São Paulo – Com o aumento do número de casos de Covid-19, estados como São Paulo, Paraná e Rio Grande do Sul, além do Distrito Federal, voltaram a adotar regras mais rígidas de isolamento nesta semana, em decisões tomadas logo após as eleições municipais.

O infectologista Renato Grinbaum, membro da Sociedade Brasileira de Infectologia, afirma que o país vive um momento de recrudescimento da pandemia. “Se é segunda fase ou segunda onda, isso é semântico. É irrelevante dizer se é segunda onda ou fim da primeira, é uma bobagem. O que interessa é que existe um aumento real de casos no Brasil, que é preocupante”, diz o infectologista.

Um dos estados que retrocederam de medidas de flexibilização da economia é São Paulo, onde, a partir desta quarta-feira (02/11), bares, restaurantes, academias, salões de beleza, shoppings, escritórios, concessionárias e comércios de rua voltam a ter limitações de horário e capacidade de público. Na prática, esse estabelecimentos só poderão funcionar por 10 horas diárias e 40% de capacidade, até as 22h. Todos os eventos com público em pé estão proibidos na fase amarela.

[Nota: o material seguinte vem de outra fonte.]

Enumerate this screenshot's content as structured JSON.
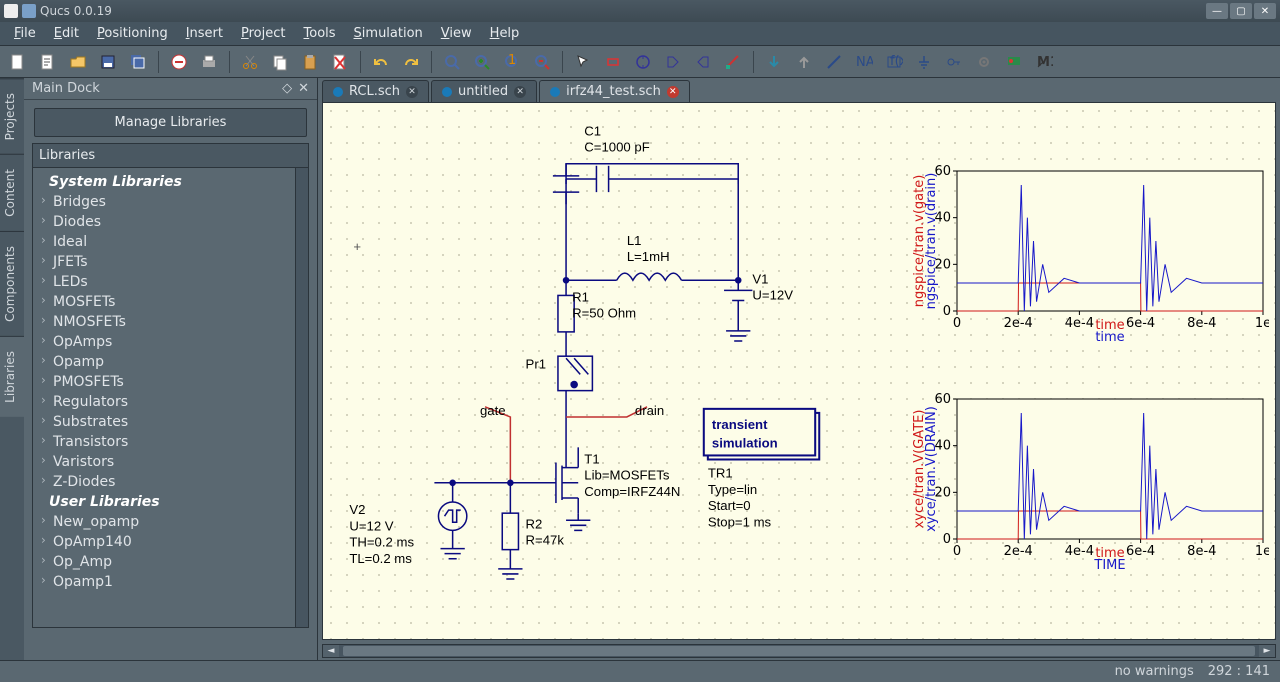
{
  "window": {
    "title": "Qucs 0.0.19"
  },
  "menu": [
    "File",
    "Edit",
    "Positioning",
    "Insert",
    "Project",
    "Tools",
    "Simulation",
    "View",
    "Help"
  ],
  "toolbar_icons": [
    "new-file",
    "new-text",
    "open",
    "save",
    "save-all",
    "",
    "delete",
    "print",
    "",
    "cut",
    "copy",
    "paste",
    "remove",
    "",
    "undo",
    "redo",
    "",
    "zoom-fit",
    "zoom-in",
    "zoom-1",
    "zoom-out",
    "",
    "select",
    "resistor",
    "ground-rot",
    "port",
    "port2",
    "wire",
    "",
    "arrow-down",
    "arrow-up",
    "line",
    "name",
    "sim-box",
    "gnd",
    "key",
    "gear",
    "flag",
    "marker"
  ],
  "dock": {
    "title": "Main Dock",
    "side_tabs": [
      "Projects",
      "Content",
      "Components",
      "Libraries"
    ],
    "active_side_tab": "Libraries",
    "manage_btn": "Manage Libraries",
    "list_title": "Libraries",
    "items": [
      {
        "label": "System Libraries",
        "hdr": true
      },
      {
        "label": "Bridges"
      },
      {
        "label": "Diodes"
      },
      {
        "label": "Ideal"
      },
      {
        "label": "JFETs"
      },
      {
        "label": "LEDs"
      },
      {
        "label": "MOSFETs"
      },
      {
        "label": "NMOSFETs"
      },
      {
        "label": "OpAmps"
      },
      {
        "label": "Opamp"
      },
      {
        "label": "PMOSFETs"
      },
      {
        "label": "Regulators"
      },
      {
        "label": "Substrates"
      },
      {
        "label": "Transistors"
      },
      {
        "label": "Varistors"
      },
      {
        "label": "Z-Diodes"
      },
      {
        "label": "User Libraries",
        "hdr": true
      },
      {
        "label": "New_opamp"
      },
      {
        "label": "OpAmp140"
      },
      {
        "label": "Op_Amp"
      },
      {
        "label": "Opamp1"
      }
    ]
  },
  "tabs": [
    {
      "label": "RCL.sch",
      "active": false,
      "closeable": true
    },
    {
      "label": "untitled",
      "active": false,
      "closeable": true
    },
    {
      "label": "irfz44_test.sch",
      "active": true,
      "closeable": true,
      "dirty": true
    }
  ],
  "schematic": {
    "components": {
      "C1": {
        "name": "C1",
        "val": "C=1000 pF"
      },
      "L1": {
        "name": "L1",
        "val": "L=1mH"
      },
      "R1": {
        "name": "R1",
        "val": "R=50 Ohm"
      },
      "V1": {
        "name": "V1",
        "val": "U=12V"
      },
      "Pr1": {
        "name": "Pr1"
      },
      "T1": {
        "name": "T1",
        "val1": "Lib=MOSFETs",
        "val2": "Comp=IRFZ44N"
      },
      "R2": {
        "name": "R2",
        "val": "R=47k"
      },
      "V2": {
        "name": "V2",
        "val1": "U=12 V",
        "val2": "TH=0.2 ms",
        "val3": "TL=0.2 ms"
      },
      "labels": {
        "gate": "gate",
        "drain": "drain"
      }
    },
    "simblock": {
      "title1": "transient",
      "title2": "simulation",
      "p1": "TR1",
      "p2": "Type=lin",
      "p3": "Start=0",
      "p4": "Stop=1 ms"
    }
  },
  "chart_data": [
    {
      "type": "line",
      "title": "",
      "xlabel_1": "time",
      "xlabel_2": "time",
      "ylabel_1": "ngspice/tran.v(gate)",
      "ylabel_2": "ngspice/tran.v(drain)",
      "xlim": [
        0,
        0.001
      ],
      "ylim": [
        0,
        60
      ],
      "xticks": [
        "0",
        "2e-4",
        "4e-4",
        "6e-4",
        "8e-4",
        "1e"
      ],
      "yticks": [
        0,
        20,
        40,
        60
      ],
      "series": [
        {
          "name": "ngspice/tran.v(gate)",
          "color": "#d01818",
          "x": [
            0,
            0.0002,
            0.000201,
            0.0004,
            0.0006,
            0.000601,
            0.0008,
            0.001
          ],
          "y": [
            0,
            0,
            12,
            12,
            12,
            0,
            0,
            0
          ]
        },
        {
          "name": "ngspice/tran.v(drain)",
          "color": "#1818c8",
          "x": [
            0,
            0.0002,
            0.00021,
            0.00022,
            0.00023,
            0.00024,
            0.00025,
            0.00026,
            0.00028,
            0.0003,
            0.00035,
            0.0004,
            0.0006,
            0.00061,
            0.00062,
            0.00063,
            0.00064,
            0.00065,
            0.00066,
            0.00068,
            0.0007,
            0.00075,
            0.0008,
            0.001
          ],
          "y": [
            12,
            12,
            54,
            0,
            40,
            2,
            30,
            4,
            20,
            8,
            14,
            12,
            12,
            54,
            0,
            40,
            2,
            30,
            4,
            20,
            8,
            14,
            12,
            12
          ]
        }
      ]
    },
    {
      "type": "line",
      "title": "",
      "xlabel_1": "TIME",
      "xlabel_2": "time",
      "ylabel_1": "xyce/tran.V(GATE)",
      "ylabel_2": "xyce/tran.V(DRAIN)",
      "xlim": [
        0,
        0.001
      ],
      "ylim": [
        0,
        60
      ],
      "xticks": [
        "0",
        "2e-4",
        "4e-4",
        "6e-4",
        "8e-4",
        "1e"
      ],
      "yticks": [
        0,
        20,
        40,
        60
      ],
      "series": [
        {
          "name": "xyce/tran.V(GATE)",
          "color": "#d01818",
          "x": [
            0,
            0.0002,
            0.000201,
            0.0004,
            0.0006,
            0.000601,
            0.0008,
            0.001
          ],
          "y": [
            0,
            0,
            12,
            12,
            12,
            0,
            0,
            0
          ]
        },
        {
          "name": "xyce/tran.V(DRAIN)",
          "color": "#1818c8",
          "x": [
            0,
            0.0002,
            0.00021,
            0.00022,
            0.00023,
            0.00024,
            0.00025,
            0.00026,
            0.00028,
            0.0003,
            0.00035,
            0.0004,
            0.0006,
            0.00061,
            0.00062,
            0.00063,
            0.00064,
            0.00065,
            0.00066,
            0.00068,
            0.0007,
            0.00075,
            0.0008,
            0.001
          ],
          "y": [
            12,
            12,
            54,
            0,
            40,
            2,
            30,
            4,
            20,
            8,
            14,
            12,
            12,
            54,
            0,
            40,
            2,
            30,
            4,
            20,
            8,
            14,
            12,
            12
          ]
        }
      ]
    }
  ],
  "status": {
    "warnings": "no warnings",
    "coords": "292 : 141"
  }
}
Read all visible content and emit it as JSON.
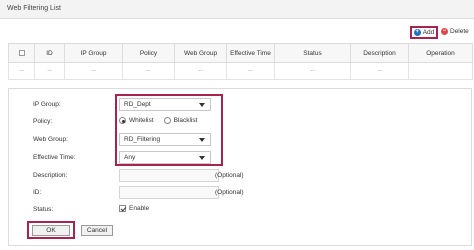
{
  "title": "Web Filtering List",
  "toolbar": {
    "add_label": "Add",
    "add_icon": "plus-circle-icon",
    "delete_label": "Delete",
    "delete_icon": "minus-circle-icon",
    "accent": "#a8234f"
  },
  "table": {
    "columns": [
      "ID",
      "IP Group",
      "Policy",
      "Web Group",
      "Effective Time",
      "Status",
      "Description",
      "Operation"
    ],
    "empty_row": [
      "--",
      "--",
      "--",
      "--",
      "--",
      "--",
      "--",
      "--"
    ]
  },
  "form": {
    "ip_group": {
      "label": "IP Group:",
      "value": "RD_Dept"
    },
    "policy": {
      "label": "Policy:",
      "options": [
        "Whitelist",
        "Blacklist"
      ],
      "selected": "Whitelist"
    },
    "web_group": {
      "label": "Web Group:",
      "value": "RD_Filtering"
    },
    "effective_time": {
      "label": "Effective Time:",
      "value": "Any"
    },
    "description": {
      "label": "Description:",
      "value": "",
      "hint": "(Optional)"
    },
    "id": {
      "label": "ID:",
      "value": "",
      "hint": "(Optional)"
    },
    "status": {
      "label": "Status:",
      "checkbox_label": "Enable",
      "checked": true
    },
    "ok_label": "OK",
    "cancel_label": "Cancel"
  }
}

O anúncio foi feito na segunda-feira (30/11), um dia após a eleição, pelo governador João Doria (PSDB), que viu seu apadrinhado Bruno Covas ser reeleito na capital. O atraso na revisão em duas semanas gerou questionamentos de adversários políticos dos tucanos. Segundo o governo paulista, a decisão só saiu agora devido ao apagão de dados do Ministério da Saúde, o que poderia trazer distorções e fazer com que cidades do estado avançasse para uma fase de maior abertura da economia.

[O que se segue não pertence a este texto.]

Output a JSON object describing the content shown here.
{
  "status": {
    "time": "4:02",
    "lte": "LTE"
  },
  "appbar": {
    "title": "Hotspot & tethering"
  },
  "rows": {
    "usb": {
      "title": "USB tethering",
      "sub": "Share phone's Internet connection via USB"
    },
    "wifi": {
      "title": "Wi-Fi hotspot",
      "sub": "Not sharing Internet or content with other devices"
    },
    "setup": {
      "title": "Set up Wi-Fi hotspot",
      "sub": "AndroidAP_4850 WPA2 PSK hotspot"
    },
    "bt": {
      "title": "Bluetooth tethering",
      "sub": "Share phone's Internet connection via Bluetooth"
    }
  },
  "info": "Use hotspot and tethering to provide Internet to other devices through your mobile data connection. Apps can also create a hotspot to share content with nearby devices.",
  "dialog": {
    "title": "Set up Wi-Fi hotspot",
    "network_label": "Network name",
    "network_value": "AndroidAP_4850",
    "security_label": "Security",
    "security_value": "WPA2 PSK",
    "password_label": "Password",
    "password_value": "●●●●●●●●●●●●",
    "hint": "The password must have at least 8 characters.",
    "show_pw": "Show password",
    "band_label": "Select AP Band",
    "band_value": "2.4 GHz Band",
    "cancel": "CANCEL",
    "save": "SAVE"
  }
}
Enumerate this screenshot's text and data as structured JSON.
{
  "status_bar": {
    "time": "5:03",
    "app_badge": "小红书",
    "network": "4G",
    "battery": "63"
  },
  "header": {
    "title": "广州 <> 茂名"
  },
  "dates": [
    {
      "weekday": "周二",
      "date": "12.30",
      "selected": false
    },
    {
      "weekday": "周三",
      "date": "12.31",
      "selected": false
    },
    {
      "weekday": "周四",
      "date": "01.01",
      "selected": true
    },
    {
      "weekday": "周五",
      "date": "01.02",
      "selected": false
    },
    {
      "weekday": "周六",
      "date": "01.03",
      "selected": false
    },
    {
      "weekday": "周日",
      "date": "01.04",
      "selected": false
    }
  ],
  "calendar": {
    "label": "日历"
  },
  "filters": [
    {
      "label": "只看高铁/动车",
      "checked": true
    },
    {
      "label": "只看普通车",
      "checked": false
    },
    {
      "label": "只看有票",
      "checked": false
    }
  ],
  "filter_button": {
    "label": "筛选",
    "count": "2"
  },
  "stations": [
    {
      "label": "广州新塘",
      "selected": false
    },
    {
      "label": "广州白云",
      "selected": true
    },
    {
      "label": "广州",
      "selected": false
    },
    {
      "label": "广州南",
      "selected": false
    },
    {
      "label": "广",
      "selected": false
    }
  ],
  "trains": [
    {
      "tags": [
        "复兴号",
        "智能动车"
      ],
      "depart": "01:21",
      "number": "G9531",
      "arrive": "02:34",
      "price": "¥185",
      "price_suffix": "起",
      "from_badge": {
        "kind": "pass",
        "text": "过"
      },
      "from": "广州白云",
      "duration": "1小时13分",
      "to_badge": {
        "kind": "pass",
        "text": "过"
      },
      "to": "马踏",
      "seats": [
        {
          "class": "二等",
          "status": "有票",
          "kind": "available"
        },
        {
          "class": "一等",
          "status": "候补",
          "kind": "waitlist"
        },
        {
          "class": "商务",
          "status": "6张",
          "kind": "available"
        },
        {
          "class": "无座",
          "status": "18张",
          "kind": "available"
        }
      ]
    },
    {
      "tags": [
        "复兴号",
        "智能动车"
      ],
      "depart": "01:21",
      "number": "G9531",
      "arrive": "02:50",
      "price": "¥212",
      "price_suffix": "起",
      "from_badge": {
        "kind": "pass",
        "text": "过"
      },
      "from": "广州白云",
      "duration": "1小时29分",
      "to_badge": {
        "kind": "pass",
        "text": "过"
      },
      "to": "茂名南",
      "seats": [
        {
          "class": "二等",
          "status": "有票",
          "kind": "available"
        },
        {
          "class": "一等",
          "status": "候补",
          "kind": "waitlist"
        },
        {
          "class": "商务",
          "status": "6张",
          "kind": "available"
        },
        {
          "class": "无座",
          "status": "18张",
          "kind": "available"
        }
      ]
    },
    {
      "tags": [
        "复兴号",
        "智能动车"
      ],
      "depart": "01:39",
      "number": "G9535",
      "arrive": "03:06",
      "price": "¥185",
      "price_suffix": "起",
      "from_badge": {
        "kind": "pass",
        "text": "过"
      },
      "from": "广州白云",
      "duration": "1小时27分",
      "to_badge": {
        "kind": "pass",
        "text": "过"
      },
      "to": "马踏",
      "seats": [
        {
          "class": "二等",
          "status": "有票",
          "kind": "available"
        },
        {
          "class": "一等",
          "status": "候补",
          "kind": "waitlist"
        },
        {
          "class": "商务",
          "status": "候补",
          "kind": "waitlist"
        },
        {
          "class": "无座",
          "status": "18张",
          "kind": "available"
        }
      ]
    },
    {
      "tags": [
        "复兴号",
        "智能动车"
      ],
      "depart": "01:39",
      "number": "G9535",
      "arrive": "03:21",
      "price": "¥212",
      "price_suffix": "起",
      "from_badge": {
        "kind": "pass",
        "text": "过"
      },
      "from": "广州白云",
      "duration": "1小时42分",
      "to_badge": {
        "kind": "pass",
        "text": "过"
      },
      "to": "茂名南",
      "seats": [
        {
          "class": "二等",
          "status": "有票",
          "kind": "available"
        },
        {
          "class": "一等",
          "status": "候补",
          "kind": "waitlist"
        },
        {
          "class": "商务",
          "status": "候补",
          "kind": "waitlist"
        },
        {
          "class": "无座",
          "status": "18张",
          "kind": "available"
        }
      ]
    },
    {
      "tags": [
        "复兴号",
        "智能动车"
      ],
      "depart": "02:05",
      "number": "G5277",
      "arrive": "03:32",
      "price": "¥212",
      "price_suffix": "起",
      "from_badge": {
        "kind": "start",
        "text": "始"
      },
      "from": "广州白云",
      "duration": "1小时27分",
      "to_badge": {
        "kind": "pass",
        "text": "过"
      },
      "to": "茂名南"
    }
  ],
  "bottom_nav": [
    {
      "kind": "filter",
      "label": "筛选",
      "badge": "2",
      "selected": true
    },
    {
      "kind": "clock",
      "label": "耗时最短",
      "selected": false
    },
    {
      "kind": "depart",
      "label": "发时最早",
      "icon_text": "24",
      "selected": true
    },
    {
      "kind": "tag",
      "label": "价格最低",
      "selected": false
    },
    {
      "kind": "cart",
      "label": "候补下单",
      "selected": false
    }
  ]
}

Na avaliação de Grinbaum, embora São Paulo ainda tenha uma certa folga na taxa de ocupação dos leitos de UTI, que está em 52,2% no estado, as medidas de restrições deveriam ter sido tomadas antes das eleições.

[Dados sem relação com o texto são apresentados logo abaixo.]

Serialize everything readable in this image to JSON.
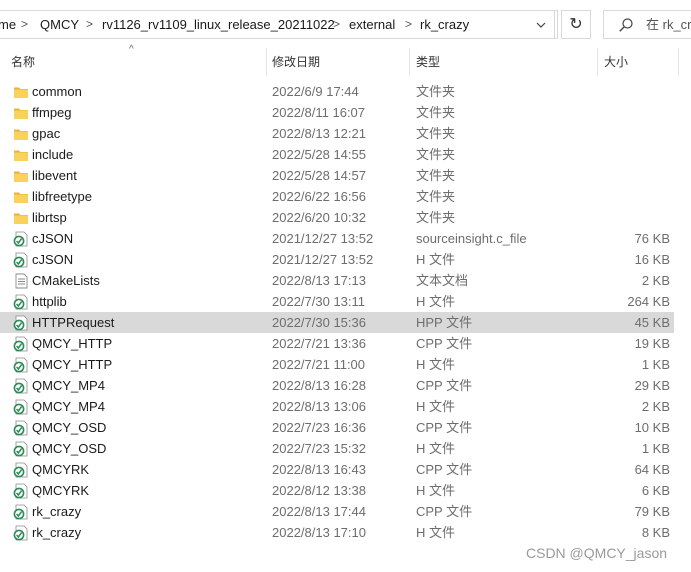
{
  "address": {
    "crumbs": [
      "me",
      "QMCY",
      "rv1126_rv1109_linux_release_20211022",
      "external",
      "rk_crazy"
    ],
    "chevron": ">",
    "dropdown_glyph": "v",
    "refresh_glyph": "↻"
  },
  "search": {
    "placeholder": "在 rk_crazy"
  },
  "columns": {
    "name": "名称",
    "date": "修改日期",
    "type": "类型",
    "size": "大小",
    "sort_glyph": "^"
  },
  "selected_index": 11,
  "files": [
    {
      "name": "common",
      "date": "2022/6/9 17:44",
      "type": "文件夹",
      "size": "",
      "icon": "folder-icon"
    },
    {
      "name": "ffmpeg",
      "date": "2022/8/11 16:07",
      "type": "文件夹",
      "size": "",
      "icon": "folder-icon"
    },
    {
      "name": "gpac",
      "date": "2022/8/13 12:21",
      "type": "文件夹",
      "size": "",
      "icon": "folder-icon"
    },
    {
      "name": "include",
      "date": "2022/5/28 14:55",
      "type": "文件夹",
      "size": "",
      "icon": "folder-icon"
    },
    {
      "name": "libevent",
      "date": "2022/5/28 14:57",
      "type": "文件夹",
      "size": "",
      "icon": "folder-icon"
    },
    {
      "name": "libfreetype",
      "date": "2022/6/22 16:56",
      "type": "文件夹",
      "size": "",
      "icon": "folder-icon"
    },
    {
      "name": "librtsp",
      "date": "2022/6/20 10:32",
      "type": "文件夹",
      "size": "",
      "icon": "folder-icon"
    },
    {
      "name": "cJSON",
      "date": "2021/12/27 13:52",
      "type": "sourceinsight.c_file",
      "size": "76 KB",
      "icon": "source-file-icon"
    },
    {
      "name": "cJSON",
      "date": "2021/12/27 13:52",
      "type": "H 文件",
      "size": "16 KB",
      "icon": "source-file-icon"
    },
    {
      "name": "CMakeLists",
      "date": "2022/8/13 17:13",
      "type": "文本文档",
      "size": "2 KB",
      "icon": "text-file-icon"
    },
    {
      "name": "httplib",
      "date": "2022/7/30 13:11",
      "type": "H 文件",
      "size": "264 KB",
      "icon": "source-file-icon"
    },
    {
      "name": "HTTPRequest",
      "date": "2022/7/30 15:36",
      "type": "HPP 文件",
      "size": "45 KB",
      "icon": "source-file-icon"
    },
    {
      "name": "QMCY_HTTP",
      "date": "2022/7/21 13:36",
      "type": "CPP 文件",
      "size": "19 KB",
      "icon": "source-file-icon"
    },
    {
      "name": "QMCY_HTTP",
      "date": "2022/7/21 11:00",
      "type": "H 文件",
      "size": "1 KB",
      "icon": "source-file-icon"
    },
    {
      "name": "QMCY_MP4",
      "date": "2022/8/13 16:28",
      "type": "CPP 文件",
      "size": "29 KB",
      "icon": "source-file-icon"
    },
    {
      "name": "QMCY_MP4",
      "date": "2022/8/13 13:06",
      "type": "H 文件",
      "size": "2 KB",
      "icon": "source-file-icon"
    },
    {
      "name": "QMCY_OSD",
      "date": "2022/7/23 16:36",
      "type": "CPP 文件",
      "size": "10 KB",
      "icon": "source-file-icon"
    },
    {
      "name": "QMCY_OSD",
      "date": "2022/7/23 15:32",
      "type": "H 文件",
      "size": "1 KB",
      "icon": "source-file-icon"
    },
    {
      "name": "QMCYRK",
      "date": "2022/8/13 16:43",
      "type": "CPP 文件",
      "size": "64 KB",
      "icon": "source-file-icon"
    },
    {
      "name": "QMCYRK",
      "date": "2022/8/12 13:38",
      "type": "H 文件",
      "size": "6 KB",
      "icon": "source-file-icon"
    },
    {
      "name": "rk_crazy",
      "date": "2022/8/13 17:44",
      "type": "CPP 文件",
      "size": "79 KB",
      "icon": "source-file-icon"
    },
    {
      "name": "rk_crazy",
      "date": "2022/8/13 17:10",
      "type": "H 文件",
      "size": "8 KB",
      "icon": "source-file-icon"
    }
  ],
  "watermark": "CSDN @QMCY_jason",
  "colors": {
    "selected_row": "#d9d9d9",
    "folder": "#f4c542",
    "source_icon": "#2e8b57"
  }
}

“O fato de você ter uma taxa de ocupação hospitalar ainda baixa em São Paulo dá uma certa flexibilidade. Por outro lado, você tem uma grande aumento de casos nas últimas duas semanas, que talvez não estejam ainda refletindo nos indicadores da vigilância, mas qualquer profissional da saúde que trabalha em hospital vê. Nós temos notificação de hospitais privados, recebemos comunicados sobre isso, houve cancelamento de cirurgias. Então, na minha opinião, essa medida deveria ter sido tomada antes, porque o reflexo desse atraso nós vamos ver daqui a duas semanas”, analisa.

As aglomerações levaram o governo do Distrito Federal a limitar o funcionamento em bares e restaurantes até as 23h, segundo decreto publicado nessa terça-feira (1º/12). Segundo a Secretaria de Saúde, o índice de transmissão, que vinha se mantendo na casa de 1, evoluiu para 1,3, o que significa que 100 pessoas contaminam outras 130.

“Antes que a situação se agrave, resolvi dar este recado para a população, retomando algumas medidas restritivas”, disse o governador Ibaneis Rocha (MDB) disse à coluna Grande Angular, do Metrópoles, prometendo ações mais duras se houver piora da pandemia no DF.